I cant pick a single filter design for all printers, I want faster triggering and I want that settling time gone.
So after much experimentation I have this:
-
The “Proposed Filter” is a highpass filter with the same low frequency cutoff as the corresponding Prusa filter, combined with a notch filter at 60Hz. Using a highpass filter keeps all the high frequency signal components and this results in the filters tracking very closely with the blue/true force line.
-
The filters are immediately flat. Using
sosfilt_zi
, the filter steady state initialization vector is calculated and then multiplied it by the first sample. This results in no settling time.

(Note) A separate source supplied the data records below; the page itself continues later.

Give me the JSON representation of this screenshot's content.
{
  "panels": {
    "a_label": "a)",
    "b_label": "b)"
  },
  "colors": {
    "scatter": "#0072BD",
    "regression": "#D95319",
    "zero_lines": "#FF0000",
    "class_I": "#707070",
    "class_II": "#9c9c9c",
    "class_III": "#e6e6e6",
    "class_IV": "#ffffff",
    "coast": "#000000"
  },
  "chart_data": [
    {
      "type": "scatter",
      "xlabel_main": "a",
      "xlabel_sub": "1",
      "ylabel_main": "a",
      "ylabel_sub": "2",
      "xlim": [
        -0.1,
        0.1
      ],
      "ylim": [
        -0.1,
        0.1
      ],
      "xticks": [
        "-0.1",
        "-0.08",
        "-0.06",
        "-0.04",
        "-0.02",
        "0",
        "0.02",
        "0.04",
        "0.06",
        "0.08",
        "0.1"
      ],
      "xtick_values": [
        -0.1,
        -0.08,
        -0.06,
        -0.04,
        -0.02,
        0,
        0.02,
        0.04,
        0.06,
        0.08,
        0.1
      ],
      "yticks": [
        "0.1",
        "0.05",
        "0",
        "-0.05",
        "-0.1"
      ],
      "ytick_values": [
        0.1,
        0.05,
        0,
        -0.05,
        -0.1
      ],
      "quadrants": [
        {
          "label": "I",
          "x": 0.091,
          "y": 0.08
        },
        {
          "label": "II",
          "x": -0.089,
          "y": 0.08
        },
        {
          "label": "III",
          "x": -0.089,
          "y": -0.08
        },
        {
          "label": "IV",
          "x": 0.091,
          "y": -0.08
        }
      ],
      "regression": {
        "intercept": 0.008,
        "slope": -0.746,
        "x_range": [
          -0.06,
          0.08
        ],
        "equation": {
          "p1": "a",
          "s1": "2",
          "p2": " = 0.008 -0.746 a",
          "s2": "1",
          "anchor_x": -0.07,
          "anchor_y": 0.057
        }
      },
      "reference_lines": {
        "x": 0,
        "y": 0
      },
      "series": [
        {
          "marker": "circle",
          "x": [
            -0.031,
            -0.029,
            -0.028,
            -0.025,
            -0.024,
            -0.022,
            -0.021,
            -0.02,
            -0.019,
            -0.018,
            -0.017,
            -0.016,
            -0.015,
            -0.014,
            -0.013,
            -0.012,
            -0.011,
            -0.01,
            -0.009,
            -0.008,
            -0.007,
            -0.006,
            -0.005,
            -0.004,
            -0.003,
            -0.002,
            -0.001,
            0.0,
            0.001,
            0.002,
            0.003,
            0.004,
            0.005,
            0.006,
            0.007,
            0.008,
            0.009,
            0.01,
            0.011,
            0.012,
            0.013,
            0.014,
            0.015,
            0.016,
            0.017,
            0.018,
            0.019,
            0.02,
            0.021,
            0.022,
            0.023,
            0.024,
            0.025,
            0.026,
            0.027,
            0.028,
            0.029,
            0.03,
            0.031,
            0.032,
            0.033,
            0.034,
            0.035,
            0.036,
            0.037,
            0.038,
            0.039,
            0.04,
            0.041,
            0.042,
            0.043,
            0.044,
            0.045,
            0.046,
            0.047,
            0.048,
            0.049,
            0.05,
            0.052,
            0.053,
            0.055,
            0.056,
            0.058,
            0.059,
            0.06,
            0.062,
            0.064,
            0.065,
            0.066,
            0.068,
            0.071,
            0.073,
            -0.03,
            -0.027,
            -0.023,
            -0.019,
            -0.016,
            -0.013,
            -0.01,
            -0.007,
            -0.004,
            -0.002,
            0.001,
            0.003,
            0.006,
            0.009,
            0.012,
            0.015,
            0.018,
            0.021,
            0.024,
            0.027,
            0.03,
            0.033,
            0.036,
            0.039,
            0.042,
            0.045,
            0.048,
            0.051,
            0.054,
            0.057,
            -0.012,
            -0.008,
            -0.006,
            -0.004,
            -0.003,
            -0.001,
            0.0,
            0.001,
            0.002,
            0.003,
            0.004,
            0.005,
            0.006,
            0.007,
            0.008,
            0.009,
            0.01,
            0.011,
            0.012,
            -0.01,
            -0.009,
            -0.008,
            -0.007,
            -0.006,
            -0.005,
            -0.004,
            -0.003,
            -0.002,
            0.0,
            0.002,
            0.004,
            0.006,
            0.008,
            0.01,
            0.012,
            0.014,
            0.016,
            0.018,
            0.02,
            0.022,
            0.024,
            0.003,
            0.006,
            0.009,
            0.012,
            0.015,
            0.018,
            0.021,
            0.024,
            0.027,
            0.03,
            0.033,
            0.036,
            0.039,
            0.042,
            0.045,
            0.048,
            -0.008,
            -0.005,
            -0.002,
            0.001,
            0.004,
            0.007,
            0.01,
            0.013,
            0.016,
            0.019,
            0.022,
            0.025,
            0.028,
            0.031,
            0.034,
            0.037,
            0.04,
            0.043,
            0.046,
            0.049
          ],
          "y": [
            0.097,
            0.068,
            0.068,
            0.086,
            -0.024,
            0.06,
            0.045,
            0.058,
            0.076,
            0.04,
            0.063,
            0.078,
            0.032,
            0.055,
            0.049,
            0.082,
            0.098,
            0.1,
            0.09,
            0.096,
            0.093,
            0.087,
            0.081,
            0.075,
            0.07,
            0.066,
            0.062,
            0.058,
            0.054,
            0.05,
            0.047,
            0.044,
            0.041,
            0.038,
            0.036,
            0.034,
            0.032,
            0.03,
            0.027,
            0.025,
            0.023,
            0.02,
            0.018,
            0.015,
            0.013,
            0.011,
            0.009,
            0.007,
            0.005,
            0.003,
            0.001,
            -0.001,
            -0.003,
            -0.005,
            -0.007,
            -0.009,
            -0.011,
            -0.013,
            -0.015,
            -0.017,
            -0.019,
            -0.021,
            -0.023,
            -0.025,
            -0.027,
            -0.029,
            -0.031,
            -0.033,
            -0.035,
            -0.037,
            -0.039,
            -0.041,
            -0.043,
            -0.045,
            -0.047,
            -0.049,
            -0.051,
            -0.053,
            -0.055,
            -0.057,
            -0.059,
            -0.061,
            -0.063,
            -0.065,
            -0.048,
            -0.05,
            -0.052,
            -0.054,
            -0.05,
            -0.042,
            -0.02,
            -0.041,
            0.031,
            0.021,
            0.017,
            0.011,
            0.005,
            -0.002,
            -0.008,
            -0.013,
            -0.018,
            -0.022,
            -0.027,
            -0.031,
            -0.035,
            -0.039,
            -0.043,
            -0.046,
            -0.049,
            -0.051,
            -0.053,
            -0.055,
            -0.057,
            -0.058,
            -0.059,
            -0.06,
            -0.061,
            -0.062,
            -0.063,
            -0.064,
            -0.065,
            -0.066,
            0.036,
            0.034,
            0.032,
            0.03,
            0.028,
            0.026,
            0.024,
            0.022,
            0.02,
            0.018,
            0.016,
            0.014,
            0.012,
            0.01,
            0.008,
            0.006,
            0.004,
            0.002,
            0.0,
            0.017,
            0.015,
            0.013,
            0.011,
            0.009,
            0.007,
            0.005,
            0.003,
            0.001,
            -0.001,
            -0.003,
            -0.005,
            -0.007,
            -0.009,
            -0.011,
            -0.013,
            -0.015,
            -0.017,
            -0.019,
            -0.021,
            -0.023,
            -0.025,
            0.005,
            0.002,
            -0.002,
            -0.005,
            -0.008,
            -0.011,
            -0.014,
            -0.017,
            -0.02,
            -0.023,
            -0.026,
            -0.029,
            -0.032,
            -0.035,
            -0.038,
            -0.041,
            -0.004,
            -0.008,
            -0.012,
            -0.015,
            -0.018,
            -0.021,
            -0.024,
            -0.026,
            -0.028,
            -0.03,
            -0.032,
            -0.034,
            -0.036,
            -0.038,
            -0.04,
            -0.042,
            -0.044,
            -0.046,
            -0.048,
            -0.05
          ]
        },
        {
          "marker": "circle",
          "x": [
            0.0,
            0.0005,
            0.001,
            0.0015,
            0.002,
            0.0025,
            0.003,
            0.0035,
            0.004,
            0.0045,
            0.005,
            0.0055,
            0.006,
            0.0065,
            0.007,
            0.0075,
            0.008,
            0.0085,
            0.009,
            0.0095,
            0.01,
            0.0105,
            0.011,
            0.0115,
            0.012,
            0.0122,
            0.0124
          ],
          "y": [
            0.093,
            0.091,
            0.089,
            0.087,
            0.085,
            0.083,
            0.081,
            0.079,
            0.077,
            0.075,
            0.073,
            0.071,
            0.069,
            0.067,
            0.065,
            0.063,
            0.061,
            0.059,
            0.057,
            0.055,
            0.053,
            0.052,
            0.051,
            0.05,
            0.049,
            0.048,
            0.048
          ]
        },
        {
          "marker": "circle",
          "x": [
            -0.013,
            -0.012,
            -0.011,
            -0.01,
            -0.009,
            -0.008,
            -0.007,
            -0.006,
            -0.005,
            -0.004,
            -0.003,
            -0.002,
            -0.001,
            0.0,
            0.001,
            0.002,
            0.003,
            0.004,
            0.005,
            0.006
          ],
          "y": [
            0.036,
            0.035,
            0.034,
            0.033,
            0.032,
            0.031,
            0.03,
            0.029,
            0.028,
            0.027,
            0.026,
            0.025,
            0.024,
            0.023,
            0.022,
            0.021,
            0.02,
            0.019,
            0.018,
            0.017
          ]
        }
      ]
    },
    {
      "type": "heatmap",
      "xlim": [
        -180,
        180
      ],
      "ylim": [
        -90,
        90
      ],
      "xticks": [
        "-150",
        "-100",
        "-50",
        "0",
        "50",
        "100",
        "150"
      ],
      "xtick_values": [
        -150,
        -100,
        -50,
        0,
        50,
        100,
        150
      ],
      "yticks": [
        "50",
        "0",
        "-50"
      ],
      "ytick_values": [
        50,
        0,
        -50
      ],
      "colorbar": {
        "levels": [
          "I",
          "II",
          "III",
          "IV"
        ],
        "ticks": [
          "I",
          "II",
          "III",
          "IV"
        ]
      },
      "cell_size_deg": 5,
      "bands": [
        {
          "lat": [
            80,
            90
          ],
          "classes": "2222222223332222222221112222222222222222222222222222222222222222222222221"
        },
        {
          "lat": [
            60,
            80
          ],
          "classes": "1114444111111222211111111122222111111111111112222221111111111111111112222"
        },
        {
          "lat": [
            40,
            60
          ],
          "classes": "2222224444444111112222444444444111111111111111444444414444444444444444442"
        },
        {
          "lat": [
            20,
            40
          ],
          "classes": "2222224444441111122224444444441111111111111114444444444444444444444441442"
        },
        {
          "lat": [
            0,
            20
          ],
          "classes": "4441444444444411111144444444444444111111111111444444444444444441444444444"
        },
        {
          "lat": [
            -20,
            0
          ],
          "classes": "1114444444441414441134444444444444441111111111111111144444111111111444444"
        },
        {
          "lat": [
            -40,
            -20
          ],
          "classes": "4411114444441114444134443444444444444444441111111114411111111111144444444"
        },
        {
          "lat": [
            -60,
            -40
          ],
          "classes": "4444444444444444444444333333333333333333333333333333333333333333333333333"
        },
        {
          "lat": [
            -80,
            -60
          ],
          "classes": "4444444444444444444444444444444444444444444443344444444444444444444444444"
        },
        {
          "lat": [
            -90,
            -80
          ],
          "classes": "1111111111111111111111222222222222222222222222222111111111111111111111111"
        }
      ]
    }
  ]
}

All of these filters perform the same at rejecting low frequency drift in the test data:
That is “continuous taring”. The proposed filters are just a little bit more noisy than Prusa’s, but still less than the raw force line. I very much like that tradeoff.
Implementation
I settled on the Second Order Sections (sos) filter format. Its not quite as memory compact as the b, a format but the code to execute it is very simple (right out of the SciPy source code) and its more resistant to 32 bit floating point errors:
def filter_step(self, x: float) -> float:
x_cur: float = x
for section in range(len(self.sos)):
x_new = self.sos[section][0] * x_cur + self.zi[section][0]
self.zi[section][0] = (self.sos[section][1]) * x_cur
- (self.sos[section][4]) * x_new
+ (self.zi[section][1])
self.zi[section][1] = (self.sos[section][2]) * x_cur
- (self.sos[section][5]) * x_new
x_cur = x_new
return x_cur
Translating that to pure c was not too difficult.
I know that this is a lot of math and theory. I’ve committed a filter_workbench notebook to the branch that would be part of a PR. Hopefully this helps printer designers work out a good filter for their printer.
I’d like to offer regular users an “easy mode” config to express filters like this:
[load_cell_probe]
endstop_filter: {
'highpass': 0.8,
'notch': 60.0
}
This would allow a lot of flexibility and readability. But using this config would require SciPy be installed to do all the math to convert this into a filter and initialization vector.
SciPy can be installed just like NumPy:
# for python 2.7
sudo apt-get install python-scipy
# for python 3
sudo apt-get install python3-scipy
For manufacturers and printer designers that need more control, I could take in the raw filter design:
[load_cell_probe]
raw_endstop_filter: {
'sos': [[ 0.92487988, 1.84975976, 0.92487988, 1., 1.86554535, 0.87403728]
[ 1., -2., 1., 1., -1.97845941, 0.97868912]
[ 0.60876834, -0.50578302, 0.60876834, 1., -0.50578302, 0.21753668]],
'zi': [[ 0.06440686 0.06020638]
[-0.98928674 0.98928674]
[ 0. 0. ]]
}
This is very flexible and avoids a dependency on SciPy, but its a potential footgun because who knows what that block of numbers does? (You can find out via SciPy sosfreqz
, but who will do that?) Users blindly copy config files they don’t understand and that scares me.
I’d like to hear what you all think of this idea.